The universe of metrics is full of examples stemming from the statistical phrase "correlation does not imply causation." When choosing metrics, carefully consider whether the chosen metric might have relationships to other metrics, directly or indirectly. Related metrics often can help diagnose success and failure, and indicate needed changes to your project to drive the improvement you're looking for.
Truly proving that one metric's behavior causes predictable changes in another requires quite a bit of experimentation and statistical analysis, but you don't have to take it that far. If you suspect a relationship, take note and observe their behavior over time, and if evidence suggests a relationship, then you can do experimentation in your own project to test the hypothesis.

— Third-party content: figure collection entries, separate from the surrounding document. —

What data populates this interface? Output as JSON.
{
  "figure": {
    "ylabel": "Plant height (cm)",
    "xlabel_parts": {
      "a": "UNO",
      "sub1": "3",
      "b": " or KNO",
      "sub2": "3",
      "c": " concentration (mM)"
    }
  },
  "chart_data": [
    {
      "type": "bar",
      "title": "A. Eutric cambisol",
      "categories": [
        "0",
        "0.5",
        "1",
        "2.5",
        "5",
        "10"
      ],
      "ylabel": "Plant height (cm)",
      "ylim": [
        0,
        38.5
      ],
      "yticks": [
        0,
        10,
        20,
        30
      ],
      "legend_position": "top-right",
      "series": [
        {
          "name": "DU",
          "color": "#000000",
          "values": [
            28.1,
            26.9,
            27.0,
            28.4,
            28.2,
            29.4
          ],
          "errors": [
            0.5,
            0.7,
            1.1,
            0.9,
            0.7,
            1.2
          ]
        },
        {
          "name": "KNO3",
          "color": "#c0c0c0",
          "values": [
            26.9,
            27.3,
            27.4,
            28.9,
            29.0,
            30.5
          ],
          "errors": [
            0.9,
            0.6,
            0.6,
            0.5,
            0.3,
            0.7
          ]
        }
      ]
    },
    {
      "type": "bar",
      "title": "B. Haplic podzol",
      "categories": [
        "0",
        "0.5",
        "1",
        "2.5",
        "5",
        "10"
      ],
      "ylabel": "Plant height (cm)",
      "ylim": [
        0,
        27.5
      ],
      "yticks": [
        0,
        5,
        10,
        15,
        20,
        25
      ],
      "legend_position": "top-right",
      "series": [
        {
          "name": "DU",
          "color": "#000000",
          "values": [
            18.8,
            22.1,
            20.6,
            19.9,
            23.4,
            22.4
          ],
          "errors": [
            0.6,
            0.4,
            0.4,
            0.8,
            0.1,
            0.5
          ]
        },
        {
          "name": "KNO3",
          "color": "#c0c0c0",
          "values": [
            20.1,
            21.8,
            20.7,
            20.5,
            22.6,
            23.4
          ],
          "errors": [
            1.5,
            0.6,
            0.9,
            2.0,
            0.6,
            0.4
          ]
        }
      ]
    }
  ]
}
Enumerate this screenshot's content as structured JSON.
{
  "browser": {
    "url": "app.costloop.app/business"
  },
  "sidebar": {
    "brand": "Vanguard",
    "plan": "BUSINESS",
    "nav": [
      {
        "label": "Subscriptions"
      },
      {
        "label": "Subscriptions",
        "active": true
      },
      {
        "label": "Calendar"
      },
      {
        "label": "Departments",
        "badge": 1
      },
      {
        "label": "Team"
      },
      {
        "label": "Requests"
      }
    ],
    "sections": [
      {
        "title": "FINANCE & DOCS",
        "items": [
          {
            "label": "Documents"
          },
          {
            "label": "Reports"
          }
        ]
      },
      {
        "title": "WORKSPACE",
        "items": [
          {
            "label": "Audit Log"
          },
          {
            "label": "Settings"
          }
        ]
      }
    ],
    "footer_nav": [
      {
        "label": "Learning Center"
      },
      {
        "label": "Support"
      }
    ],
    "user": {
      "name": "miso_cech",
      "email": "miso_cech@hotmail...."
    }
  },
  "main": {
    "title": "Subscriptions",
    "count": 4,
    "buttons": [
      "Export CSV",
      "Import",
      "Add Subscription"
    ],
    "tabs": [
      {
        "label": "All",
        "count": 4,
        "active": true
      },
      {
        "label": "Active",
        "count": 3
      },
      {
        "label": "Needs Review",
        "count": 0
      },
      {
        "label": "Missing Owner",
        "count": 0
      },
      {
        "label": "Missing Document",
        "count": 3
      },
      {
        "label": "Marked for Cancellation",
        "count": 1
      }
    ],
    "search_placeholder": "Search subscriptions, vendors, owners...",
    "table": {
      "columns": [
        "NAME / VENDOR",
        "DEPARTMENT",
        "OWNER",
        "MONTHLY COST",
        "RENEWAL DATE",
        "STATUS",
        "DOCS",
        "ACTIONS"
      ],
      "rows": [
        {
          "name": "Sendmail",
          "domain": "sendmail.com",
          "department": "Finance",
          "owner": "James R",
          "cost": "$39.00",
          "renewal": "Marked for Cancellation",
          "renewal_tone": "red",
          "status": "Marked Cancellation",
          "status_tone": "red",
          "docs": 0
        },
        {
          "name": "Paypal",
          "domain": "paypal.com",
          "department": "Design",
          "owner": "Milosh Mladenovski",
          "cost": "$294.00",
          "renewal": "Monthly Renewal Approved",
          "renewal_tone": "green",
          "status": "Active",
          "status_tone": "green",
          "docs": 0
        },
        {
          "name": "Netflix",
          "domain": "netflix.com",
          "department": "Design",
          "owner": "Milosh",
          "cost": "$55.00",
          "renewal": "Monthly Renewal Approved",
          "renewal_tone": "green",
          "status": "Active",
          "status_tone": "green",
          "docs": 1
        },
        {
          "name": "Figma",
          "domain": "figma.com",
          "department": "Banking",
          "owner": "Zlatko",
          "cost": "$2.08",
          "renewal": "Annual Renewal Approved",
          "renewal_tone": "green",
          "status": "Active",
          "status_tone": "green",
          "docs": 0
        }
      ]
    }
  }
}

For example, a typical goal of open source projects is to drive innovation by attracting new developers who bring their diverse experience and backgrounds to the project. A given project notices that when the "average time from contribution to code commit" decreases, the number of new contributors coming to the project increases. If evidence over time maintains this correlation, the project might decide to dedicate more resources to handling contributions. This can have an effect elsewhere—such as an increase in bugs due to lots of new code coming in—so try not to over-rotate while using your new-found knowledge.
Planning for failure
After gauging the accuracy and applicability of a metric, you need to think about and plan for what you will do when things don't go as planned (which will happen). Consider this scenario: You've chosen several quality-related metrics for your project, and there is general agreement that they are accurate and important to the project. The QA team is working hard, yet your chosen metrics continue to suffer. What do you do? You have several choices:
- Do nothing.
- Make the QA team come in on the weekend to write more tests.
- Work with developers to find the root cause of all the bugs.
- Choose different metrics.
Which is the correct choice? The answer shouldn't surprise you: It depends. You may not need to do anything if the trend is expected, for example if resource constraints are forcing you to trade quality for some other metric. QA might actually need to write more tests if you have known poor coverage. Or you may need to do root cause analysis for a systemic issue in development. The last one is particularly important to include in any plan; your metrics may have become outdated and no longer align with your project's goals, and should be regularly evaluated and eliminated or replaced as needed.
Rarely will there be a single correct choice—it's more important to outline, for each metric, the potential causes for failure and which questions you need to ask and what you will do in various contexts. It doesn't have to be a lengthy checklist of actions for each possible cause, but you should at least list a handful of potential causes and how to proceed to investigate failure.
By answering these four questions about your metrics, you will gain a greater understanding of their purpose and efficacy. More importantly, sharing the answers with the rest of the project will give your community members a greater feeling of autonomy and purpose, which can be a much better motivator than simply asking them to meet a set of seemingly arbitrary numbers.